Though Lonmin’s deal fell slightly short of that figure, the mine was a hive of activity Thursday with packed buses ferrying miners to work.

Workers chatted loudly as the queue shuffled to the turnstile entrance for the 07:00 am (0500 GMT) shift.

“We’re happy to go to work. We got what we wanted,” said Yandisa Mehlo, 37.

Others were less satisfied, but returned to work out of desperation after going without pay for over a month.

“I return to work because I’m so hungry,” said Phumlile Macefane, 24, saying he was unhappy that he had not got the full amount.

Company spokeswoman Sue Vey said attendance had hit 77 percent after turnout had plunged to below one percent during the strike, which dated to August 10, at the world’s number three platinum producer.

“No production is happening today because people are receiving safety briefings and briefings by the management regarding the strike and so forth,” she said.

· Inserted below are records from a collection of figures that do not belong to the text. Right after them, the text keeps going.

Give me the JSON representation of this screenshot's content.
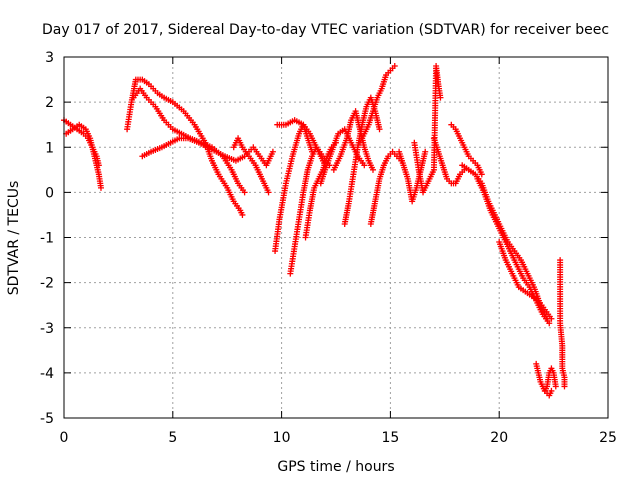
{
  "chart_data": {
    "type": "scatter",
    "title": "Day 017 of 2017, Sidereal Day-to-day VTEC variation (SDTVAR) for receiver beec",
    "xlabel": "GPS time / hours",
    "ylabel": "SDTVAR / TECUs",
    "xlim": [
      0,
      25
    ],
    "ylim": [
      -5,
      3
    ],
    "x_ticks": [
      0,
      5,
      10,
      15,
      20,
      25
    ],
    "y_ticks": [
      -5,
      -4,
      -3,
      -2,
      -1,
      0,
      1,
      2,
      3
    ],
    "grid": true,
    "marker": "+",
    "color": "#ff0000",
    "series": [
      {
        "name": "SDTVAR",
        "segments": [
          {
            "x": [
              0.0,
              0.3,
              0.6,
              0.9,
              1.1,
              1.3,
              1.5,
              1.6
            ],
            "y": [
              1.6,
              1.5,
              1.4,
              1.3,
              1.2,
              1.0,
              0.8,
              0.6
            ]
          },
          {
            "x": [
              0.1,
              0.4,
              0.7,
              1.0,
              1.2,
              1.4,
              1.6,
              1.7
            ],
            "y": [
              1.3,
              1.4,
              1.5,
              1.4,
              1.2,
              0.8,
              0.4,
              0.1
            ]
          },
          {
            "x": [
              2.9,
              3.1,
              3.3,
              3.6,
              3.9,
              4.3,
              4.6,
              5.0,
              5.5,
              6.0,
              6.5,
              6.8,
              7.1,
              7.5,
              7.8,
              8.1,
              8.2
            ],
            "y": [
              1.4,
              2.0,
              2.5,
              2.5,
              2.4,
              2.2,
              2.1,
              2.0,
              1.8,
              1.5,
              1.1,
              0.7,
              0.4,
              0.1,
              -0.2,
              -0.4,
              -0.5
            ]
          },
          {
            "x": [
              3.2,
              3.5,
              3.8,
              4.2,
              4.6,
              5.0,
              5.4,
              5.8,
              6.3,
              6.8,
              7.3,
              7.7,
              8.0,
              8.3
            ],
            "y": [
              2.1,
              2.3,
              2.1,
              1.9,
              1.6,
              1.4,
              1.3,
              1.2,
              1.1,
              1.0,
              0.8,
              0.5,
              0.2,
              0.0
            ]
          },
          {
            "x": [
              3.6,
              4.0,
              4.5,
              4.9,
              5.3,
              5.7,
              6.2,
              6.6,
              7.0,
              7.4,
              7.9,
              8.3,
              8.7,
              9.0,
              9.3,
              9.6
            ],
            "y": [
              0.8,
              0.9,
              1.0,
              1.1,
              1.2,
              1.2,
              1.1,
              1.0,
              0.9,
              0.8,
              0.7,
              0.8,
              1.0,
              0.8,
              0.6,
              0.9
            ]
          },
          {
            "x": [
              7.8,
              8.0,
              8.2,
              8.5,
              8.8,
              9.1,
              9.4
            ],
            "y": [
              1.0,
              1.2,
              1.0,
              0.8,
              0.6,
              0.3,
              0.0
            ]
          },
          {
            "x": [
              9.7,
              9.9,
              10.2,
              10.5,
              10.8,
              11.0,
              11.2,
              11.4
            ],
            "y": [
              -1.3,
              -0.6,
              0.2,
              0.8,
              1.3,
              1.5,
              1.2,
              0.9
            ]
          },
          {
            "x": [
              9.8,
              10.2,
              10.6,
              11.0,
              11.3,
              11.6,
              11.9,
              12.2
            ],
            "y": [
              1.5,
              1.5,
              1.6,
              1.5,
              1.3,
              1.0,
              0.8,
              0.6
            ]
          },
          {
            "x": [
              10.4,
              10.6,
              10.8,
              11.0,
              11.2,
              11.4,
              11.6,
              11.8,
              12.0
            ],
            "y": [
              -1.8,
              -1.2,
              -0.6,
              0.0,
              0.5,
              0.8,
              1.0,
              0.8,
              0.6
            ]
          },
          {
            "x": [
              11.1,
              11.3,
              11.5,
              11.7,
              11.9,
              12.1,
              12.3,
              12.5
            ],
            "y": [
              -1.0,
              -0.4,
              0.1,
              0.3,
              0.5,
              0.8,
              1.0,
              1.1
            ]
          },
          {
            "x": [
              11.8,
              12.0,
              12.3,
              12.6,
              12.9,
              13.2,
              13.5,
              13.8
            ],
            "y": [
              0.2,
              0.5,
              0.9,
              1.3,
              1.4,
              1.1,
              0.8,
              0.6
            ]
          },
          {
            "x": [
              12.4,
              12.7,
              13.0,
              13.2,
              13.4,
              13.6,
              13.8,
              14.0,
              14.2
            ],
            "y": [
              0.5,
              0.8,
              1.2,
              1.6,
              1.8,
              1.4,
              1.0,
              0.7,
              0.5
            ]
          },
          {
            "x": [
              12.9,
              13.1,
              13.3,
              13.5,
              13.7,
              13.9,
              14.1,
              14.3,
              14.5
            ],
            "y": [
              -0.7,
              -0.2,
              0.4,
              1.0,
              1.5,
              1.9,
              2.1,
              1.8,
              1.4
            ]
          },
          {
            "x": [
              13.6,
              13.8,
              14.0,
              14.2,
              14.4,
              14.6,
              14.8,
              15.0,
              15.2
            ],
            "y": [
              1.1,
              1.3,
              1.5,
              1.8,
              2.1,
              2.3,
              2.6,
              2.7,
              2.8
            ]
          },
          {
            "x": [
              14.1,
              14.3,
              14.5,
              14.7,
              14.9,
              15.1,
              15.3,
              15.5
            ],
            "y": [
              -0.7,
              -0.2,
              0.3,
              0.6,
              0.8,
              0.9,
              0.8,
              0.7
            ]
          },
          {
            "x": [
              15.4,
              15.6,
              15.8,
              16.0,
              16.2,
              16.4,
              16.6
            ],
            "y": [
              0.9,
              0.6,
              0.3,
              -0.2,
              0.1,
              0.5,
              0.9
            ]
          },
          {
            "x": [
              16.1,
              16.3,
              16.5,
              16.8,
              17.0,
              17.1,
              17.2,
              17.3
            ],
            "y": [
              1.1,
              0.5,
              0.0,
              0.3,
              0.5,
              2.8,
              2.4,
              2.1
            ]
          },
          {
            "x": [
              17.0,
              17.2,
              17.4,
              17.6,
              17.8,
              18.0,
              18.2,
              18.4
            ],
            "y": [
              1.2,
              0.9,
              0.6,
              0.3,
              0.2,
              0.2,
              0.4,
              0.5
            ]
          },
          {
            "x": [
              17.8,
              18.0,
              18.2,
              18.4,
              18.6,
              18.8,
              19.0,
              19.2
            ],
            "y": [
              1.5,
              1.4,
              1.2,
              1.0,
              0.8,
              0.7,
              0.6,
              0.4
            ]
          },
          {
            "x": [
              18.3,
              18.6,
              18.9,
              19.2,
              19.5,
              19.8,
              20.1,
              20.4,
              20.7,
              21.0,
              21.3,
              21.6,
              21.9,
              22.2
            ],
            "y": [
              0.6,
              0.5,
              0.4,
              0.2,
              -0.2,
              -0.5,
              -0.8,
              -1.1,
              -1.3,
              -1.5,
              -1.8,
              -2.1,
              -2.5,
              -2.8
            ]
          },
          {
            "x": [
              19.0,
              19.3,
              19.6,
              19.9,
              20.2,
              20.5,
              20.8,
              21.1,
              21.4,
              21.7,
              22.0,
              22.3
            ],
            "y": [
              0.3,
              0.0,
              -0.4,
              -0.7,
              -1.0,
              -1.3,
              -1.6,
              -1.9,
              -2.1,
              -2.4,
              -2.7,
              -2.9
            ]
          },
          {
            "x": [
              20.0,
              20.3,
              20.6,
              20.9,
              21.2,
              21.5,
              21.8,
              22.1,
              22.4
            ],
            "y": [
              -1.1,
              -1.5,
              -1.8,
              -2.1,
              -2.2,
              -2.3,
              -2.4,
              -2.6,
              -2.8
            ]
          },
          {
            "x": [
              21.7,
              21.9,
              22.1,
              22.3,
              22.4
            ],
            "y": [
              -3.8,
              -4.2,
              -4.4,
              -4.5,
              -4.4
            ]
          },
          {
            "x": [
              22.1,
              22.2,
              22.3,
              22.4,
              22.5,
              22.6
            ],
            "y": [
              -4.4,
              -4.3,
              -4.0,
              -3.9,
              -4.0,
              -4.3
            ]
          },
          {
            "x": [
              22.8,
              22.8,
              22.9,
              22.9,
              23.0,
              23.0
            ],
            "y": [
              -1.5,
              -2.9,
              -3.4,
              -3.9,
              -4.1,
              -4.3
            ]
          }
        ]
      }
    ]
  }
}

The breakthrough was bitterly won after the illegal strike sparked the worst police violence since the end of apartheid in 1994, with 34 people shot dead at the Marikana plant, a roughly two-hour drive from Johannesburg.

The latest fatality came Wednesday when a woman died after she was shot by police using rubber bullets at the weekend in a government-ordered crackdown.

Also Thursday, President Jacob Zuma said he was deploying troops to the platinum belt to help support the police crackdown after soldiers were sent to the area at the weekend.

“This is not a state of emergency,” Zuma spokesman Mac Maharaj said.

The government has supported the crackdown, raising the alarm on production losses on mines which form the backbone of its economy and accounts nearly one fifth of GDP if related activities are factored in.

The protests have also spread to Gold Fields near Johannesburg, which is losing 1,400 ounces of gold daily since 15,000 miners downed tools 11 days ago, also echoing the Lonmin strikers’ demands for 12,500 rands.

The company hoped a meeting between workers and the National Union of Mineworkers on Thursday would bear fruit.